Per the vLLM Gemma 4 recipe. Tracked in llm-compressor #1305 and lmstudio bug-tracker #1741.

Symptom: OpenCode/Pi shows "Thinking:" prefix as visible content

OpenCode UI: visible italic Thinking: ... blocks rendered inline as content, not collapsed.

Diagnostic: this is OpenCode's rendering of the reasoning_content field, not a leak. It's the structured reasoning output, displayed inline by the client. Compare against MLX-LM through the same client on the same model — both produce the same UX.

Fix: none needed server-side. If you want the reasoning hidden, that's a client-side display setting (OpenCode config), not a parser issue.

Symptom: how do I see which parsers vllm-swift injected?

Boot-time: the CLI prints vllm-swift: auto-detected ... parser '<name>' for <model>; injecting ... to stderr. Capture stderr to confirm:

vllm-swift serve /path/to/model 2>&1 | tee /tmp/vllm-swift.log

Runtime: the rewriter logs to ~/.vllm-swift/debug.log whenever it intervenes (e.g. max_tokens bumps). The vLLM API server logs incoming requests to its own stdout.

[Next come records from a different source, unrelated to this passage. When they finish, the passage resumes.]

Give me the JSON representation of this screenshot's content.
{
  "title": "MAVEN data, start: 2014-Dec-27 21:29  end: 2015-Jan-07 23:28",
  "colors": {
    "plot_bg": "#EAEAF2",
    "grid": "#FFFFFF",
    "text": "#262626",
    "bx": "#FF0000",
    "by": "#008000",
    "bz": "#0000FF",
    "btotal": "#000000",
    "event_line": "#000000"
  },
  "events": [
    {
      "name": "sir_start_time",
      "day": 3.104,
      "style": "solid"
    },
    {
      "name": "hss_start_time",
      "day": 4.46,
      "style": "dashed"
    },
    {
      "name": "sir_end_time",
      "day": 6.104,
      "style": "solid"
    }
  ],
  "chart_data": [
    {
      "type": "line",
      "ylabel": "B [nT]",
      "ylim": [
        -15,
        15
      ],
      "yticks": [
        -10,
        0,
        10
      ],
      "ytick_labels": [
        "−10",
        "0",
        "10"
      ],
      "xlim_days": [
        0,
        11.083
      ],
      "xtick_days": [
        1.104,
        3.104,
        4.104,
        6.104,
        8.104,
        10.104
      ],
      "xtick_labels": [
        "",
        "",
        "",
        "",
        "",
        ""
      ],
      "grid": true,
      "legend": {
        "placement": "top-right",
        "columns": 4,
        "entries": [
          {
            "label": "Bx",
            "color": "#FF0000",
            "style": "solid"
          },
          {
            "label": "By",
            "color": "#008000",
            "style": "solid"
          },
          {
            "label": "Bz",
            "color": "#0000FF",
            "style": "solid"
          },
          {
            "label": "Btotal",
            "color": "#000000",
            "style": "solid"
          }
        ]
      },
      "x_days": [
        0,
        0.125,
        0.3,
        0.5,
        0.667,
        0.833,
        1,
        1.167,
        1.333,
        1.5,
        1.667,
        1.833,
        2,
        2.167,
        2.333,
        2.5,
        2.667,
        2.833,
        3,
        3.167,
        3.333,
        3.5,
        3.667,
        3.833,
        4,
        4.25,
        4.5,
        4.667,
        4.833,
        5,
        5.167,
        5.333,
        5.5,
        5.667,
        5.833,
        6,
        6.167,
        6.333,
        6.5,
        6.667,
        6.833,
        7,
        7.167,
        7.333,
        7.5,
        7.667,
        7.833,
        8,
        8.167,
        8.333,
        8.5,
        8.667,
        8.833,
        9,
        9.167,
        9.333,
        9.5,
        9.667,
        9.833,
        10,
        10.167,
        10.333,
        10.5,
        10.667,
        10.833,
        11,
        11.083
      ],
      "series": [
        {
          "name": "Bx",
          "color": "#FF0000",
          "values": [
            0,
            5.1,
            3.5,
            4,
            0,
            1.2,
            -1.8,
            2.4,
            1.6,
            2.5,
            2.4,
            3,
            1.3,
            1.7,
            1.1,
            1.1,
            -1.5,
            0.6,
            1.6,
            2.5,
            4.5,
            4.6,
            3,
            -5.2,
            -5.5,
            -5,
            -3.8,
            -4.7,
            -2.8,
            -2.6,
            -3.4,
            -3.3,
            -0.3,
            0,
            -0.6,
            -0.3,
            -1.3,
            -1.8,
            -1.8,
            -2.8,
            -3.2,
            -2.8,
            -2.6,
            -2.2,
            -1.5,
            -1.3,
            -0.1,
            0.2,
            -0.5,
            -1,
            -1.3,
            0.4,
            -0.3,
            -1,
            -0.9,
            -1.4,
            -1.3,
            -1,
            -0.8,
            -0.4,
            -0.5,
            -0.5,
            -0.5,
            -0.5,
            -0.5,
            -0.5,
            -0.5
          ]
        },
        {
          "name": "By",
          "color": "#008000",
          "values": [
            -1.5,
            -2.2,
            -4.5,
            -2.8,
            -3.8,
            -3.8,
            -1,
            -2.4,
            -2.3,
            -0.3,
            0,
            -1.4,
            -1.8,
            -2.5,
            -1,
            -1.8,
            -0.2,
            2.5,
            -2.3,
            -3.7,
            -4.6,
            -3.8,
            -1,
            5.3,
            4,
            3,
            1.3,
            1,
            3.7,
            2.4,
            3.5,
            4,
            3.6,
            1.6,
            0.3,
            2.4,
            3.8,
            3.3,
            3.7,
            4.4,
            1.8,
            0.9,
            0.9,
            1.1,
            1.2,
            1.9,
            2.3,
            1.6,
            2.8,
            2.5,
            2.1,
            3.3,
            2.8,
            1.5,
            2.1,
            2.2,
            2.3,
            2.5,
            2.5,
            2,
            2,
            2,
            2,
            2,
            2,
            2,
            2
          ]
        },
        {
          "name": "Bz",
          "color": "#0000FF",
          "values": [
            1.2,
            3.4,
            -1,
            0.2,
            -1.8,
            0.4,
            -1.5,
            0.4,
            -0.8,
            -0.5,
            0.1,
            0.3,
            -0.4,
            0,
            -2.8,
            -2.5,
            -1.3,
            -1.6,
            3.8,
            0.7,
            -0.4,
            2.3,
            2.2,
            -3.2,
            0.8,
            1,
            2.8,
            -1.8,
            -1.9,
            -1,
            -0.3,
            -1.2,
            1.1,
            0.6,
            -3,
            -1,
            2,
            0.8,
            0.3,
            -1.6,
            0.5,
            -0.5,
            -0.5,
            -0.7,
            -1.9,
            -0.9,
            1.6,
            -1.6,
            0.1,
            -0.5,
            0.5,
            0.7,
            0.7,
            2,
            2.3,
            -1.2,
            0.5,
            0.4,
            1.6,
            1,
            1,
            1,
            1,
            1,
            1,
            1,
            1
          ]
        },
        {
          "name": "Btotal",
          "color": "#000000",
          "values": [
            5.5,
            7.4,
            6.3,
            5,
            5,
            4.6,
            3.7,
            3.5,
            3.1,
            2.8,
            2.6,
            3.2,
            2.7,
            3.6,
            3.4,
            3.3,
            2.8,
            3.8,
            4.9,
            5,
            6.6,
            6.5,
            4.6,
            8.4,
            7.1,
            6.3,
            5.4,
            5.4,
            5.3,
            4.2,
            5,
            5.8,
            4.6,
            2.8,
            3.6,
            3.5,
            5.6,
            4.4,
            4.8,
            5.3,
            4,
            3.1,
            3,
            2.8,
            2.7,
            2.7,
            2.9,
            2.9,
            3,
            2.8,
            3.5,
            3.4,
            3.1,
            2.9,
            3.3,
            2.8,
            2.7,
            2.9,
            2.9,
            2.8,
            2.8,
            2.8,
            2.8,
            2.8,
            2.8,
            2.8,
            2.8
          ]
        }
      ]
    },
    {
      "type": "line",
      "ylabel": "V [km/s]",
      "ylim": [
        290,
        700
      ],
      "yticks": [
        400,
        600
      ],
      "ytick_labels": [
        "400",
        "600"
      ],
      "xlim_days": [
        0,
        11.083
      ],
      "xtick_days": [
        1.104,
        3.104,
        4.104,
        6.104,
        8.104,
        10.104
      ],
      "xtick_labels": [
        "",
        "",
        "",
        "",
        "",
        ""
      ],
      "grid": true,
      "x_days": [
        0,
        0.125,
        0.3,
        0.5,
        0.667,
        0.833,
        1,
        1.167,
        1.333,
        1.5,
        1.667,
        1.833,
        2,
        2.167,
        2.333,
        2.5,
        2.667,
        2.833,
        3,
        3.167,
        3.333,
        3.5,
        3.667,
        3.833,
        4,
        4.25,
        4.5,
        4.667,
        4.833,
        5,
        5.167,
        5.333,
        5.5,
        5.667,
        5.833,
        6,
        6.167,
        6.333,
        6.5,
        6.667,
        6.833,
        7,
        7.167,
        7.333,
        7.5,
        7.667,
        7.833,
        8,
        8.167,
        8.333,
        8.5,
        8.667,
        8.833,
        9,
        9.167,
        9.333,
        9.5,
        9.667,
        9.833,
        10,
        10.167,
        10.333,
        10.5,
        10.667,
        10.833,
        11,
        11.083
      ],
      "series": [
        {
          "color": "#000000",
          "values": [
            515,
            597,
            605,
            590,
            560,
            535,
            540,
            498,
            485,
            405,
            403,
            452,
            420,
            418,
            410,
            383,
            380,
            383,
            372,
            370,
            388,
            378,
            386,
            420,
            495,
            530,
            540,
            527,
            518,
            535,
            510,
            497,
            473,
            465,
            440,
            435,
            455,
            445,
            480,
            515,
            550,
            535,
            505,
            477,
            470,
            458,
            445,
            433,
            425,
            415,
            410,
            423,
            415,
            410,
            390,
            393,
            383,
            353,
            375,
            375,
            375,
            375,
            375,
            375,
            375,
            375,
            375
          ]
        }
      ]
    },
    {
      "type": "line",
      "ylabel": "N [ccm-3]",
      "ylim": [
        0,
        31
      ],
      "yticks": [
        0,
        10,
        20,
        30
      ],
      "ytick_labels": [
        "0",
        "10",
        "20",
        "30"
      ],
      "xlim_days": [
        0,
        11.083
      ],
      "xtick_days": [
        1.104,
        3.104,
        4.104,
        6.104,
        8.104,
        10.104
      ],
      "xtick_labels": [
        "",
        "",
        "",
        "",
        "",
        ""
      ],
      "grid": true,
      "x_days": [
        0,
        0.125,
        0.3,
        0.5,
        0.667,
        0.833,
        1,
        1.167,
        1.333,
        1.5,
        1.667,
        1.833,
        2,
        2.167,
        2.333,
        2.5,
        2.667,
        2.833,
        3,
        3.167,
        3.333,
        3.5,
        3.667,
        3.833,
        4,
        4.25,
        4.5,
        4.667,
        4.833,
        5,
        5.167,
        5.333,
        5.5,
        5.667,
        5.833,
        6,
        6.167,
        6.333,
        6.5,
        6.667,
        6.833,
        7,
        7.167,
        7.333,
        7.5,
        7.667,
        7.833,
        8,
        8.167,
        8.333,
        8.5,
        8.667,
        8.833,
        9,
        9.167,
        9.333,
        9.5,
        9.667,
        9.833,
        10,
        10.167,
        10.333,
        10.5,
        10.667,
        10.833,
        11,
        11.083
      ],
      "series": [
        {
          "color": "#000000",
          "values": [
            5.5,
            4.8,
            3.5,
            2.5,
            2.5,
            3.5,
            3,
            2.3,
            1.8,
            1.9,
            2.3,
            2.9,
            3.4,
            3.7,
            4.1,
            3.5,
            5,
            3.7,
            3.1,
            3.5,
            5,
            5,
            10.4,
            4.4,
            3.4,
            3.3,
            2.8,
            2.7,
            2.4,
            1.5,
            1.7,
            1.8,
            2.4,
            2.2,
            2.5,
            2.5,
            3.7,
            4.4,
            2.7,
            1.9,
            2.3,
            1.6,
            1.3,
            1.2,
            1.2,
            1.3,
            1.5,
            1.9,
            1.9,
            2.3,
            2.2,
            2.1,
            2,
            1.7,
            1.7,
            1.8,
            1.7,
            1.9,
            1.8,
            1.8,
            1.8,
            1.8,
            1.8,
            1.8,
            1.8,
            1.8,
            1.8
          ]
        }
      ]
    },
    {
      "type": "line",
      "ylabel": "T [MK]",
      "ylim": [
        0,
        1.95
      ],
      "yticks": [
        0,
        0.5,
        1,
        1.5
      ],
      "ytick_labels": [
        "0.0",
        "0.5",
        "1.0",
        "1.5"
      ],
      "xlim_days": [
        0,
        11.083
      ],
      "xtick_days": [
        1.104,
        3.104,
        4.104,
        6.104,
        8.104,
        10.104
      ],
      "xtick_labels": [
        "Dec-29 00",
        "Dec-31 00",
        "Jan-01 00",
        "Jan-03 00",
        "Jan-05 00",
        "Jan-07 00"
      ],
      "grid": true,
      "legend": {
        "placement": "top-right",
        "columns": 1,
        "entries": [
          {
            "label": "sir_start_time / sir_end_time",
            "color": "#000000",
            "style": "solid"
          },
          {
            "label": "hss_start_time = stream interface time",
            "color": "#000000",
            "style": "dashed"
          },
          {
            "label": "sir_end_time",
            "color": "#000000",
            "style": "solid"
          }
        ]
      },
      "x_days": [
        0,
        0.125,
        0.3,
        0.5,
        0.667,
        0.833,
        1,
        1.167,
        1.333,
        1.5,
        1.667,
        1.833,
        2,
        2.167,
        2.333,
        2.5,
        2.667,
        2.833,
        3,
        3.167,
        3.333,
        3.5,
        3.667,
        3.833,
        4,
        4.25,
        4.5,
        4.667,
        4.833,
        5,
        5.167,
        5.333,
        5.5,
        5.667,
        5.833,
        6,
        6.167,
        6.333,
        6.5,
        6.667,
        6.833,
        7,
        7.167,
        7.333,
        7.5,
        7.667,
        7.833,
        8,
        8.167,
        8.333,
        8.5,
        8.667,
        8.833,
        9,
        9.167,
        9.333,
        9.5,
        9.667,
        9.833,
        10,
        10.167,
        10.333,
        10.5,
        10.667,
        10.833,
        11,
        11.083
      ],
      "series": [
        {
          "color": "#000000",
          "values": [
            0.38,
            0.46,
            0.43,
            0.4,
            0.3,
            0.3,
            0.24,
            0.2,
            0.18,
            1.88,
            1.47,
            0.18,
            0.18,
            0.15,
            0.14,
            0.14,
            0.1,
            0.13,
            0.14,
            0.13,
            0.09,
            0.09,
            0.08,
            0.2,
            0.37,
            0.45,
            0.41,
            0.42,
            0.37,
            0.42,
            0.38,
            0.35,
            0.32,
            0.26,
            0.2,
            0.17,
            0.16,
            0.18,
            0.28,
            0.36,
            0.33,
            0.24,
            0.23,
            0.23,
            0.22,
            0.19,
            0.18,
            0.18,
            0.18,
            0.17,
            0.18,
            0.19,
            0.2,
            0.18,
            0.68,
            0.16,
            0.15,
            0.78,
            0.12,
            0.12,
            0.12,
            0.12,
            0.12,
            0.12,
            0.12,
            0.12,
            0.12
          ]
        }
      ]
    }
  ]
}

Process args: ps -ef | grep vllm shows the final flags vLLM received, which tells you what auto-detect resolved to even after the fact.

Filing issues

When you hit a pattern not covered here, the most useful info to include in an issue:

Output of vllm-swift serve ... 2>&1 | head -30 (boot section)
Output of python -m vllm_swift.detect_tool_parser <path> and python -m vllm_swift.detect_reasoning_parser <path>
The model's config.json architectures field
The first 30 lines of chat_template.jinja (or tokenizer_config.json if no jinja file)
The directory name of the model
A minimal curl repro of the failing request shape

vllm-swift can't fix model-side or vLLM-upstream bugs, but it can route around them once we know the shape.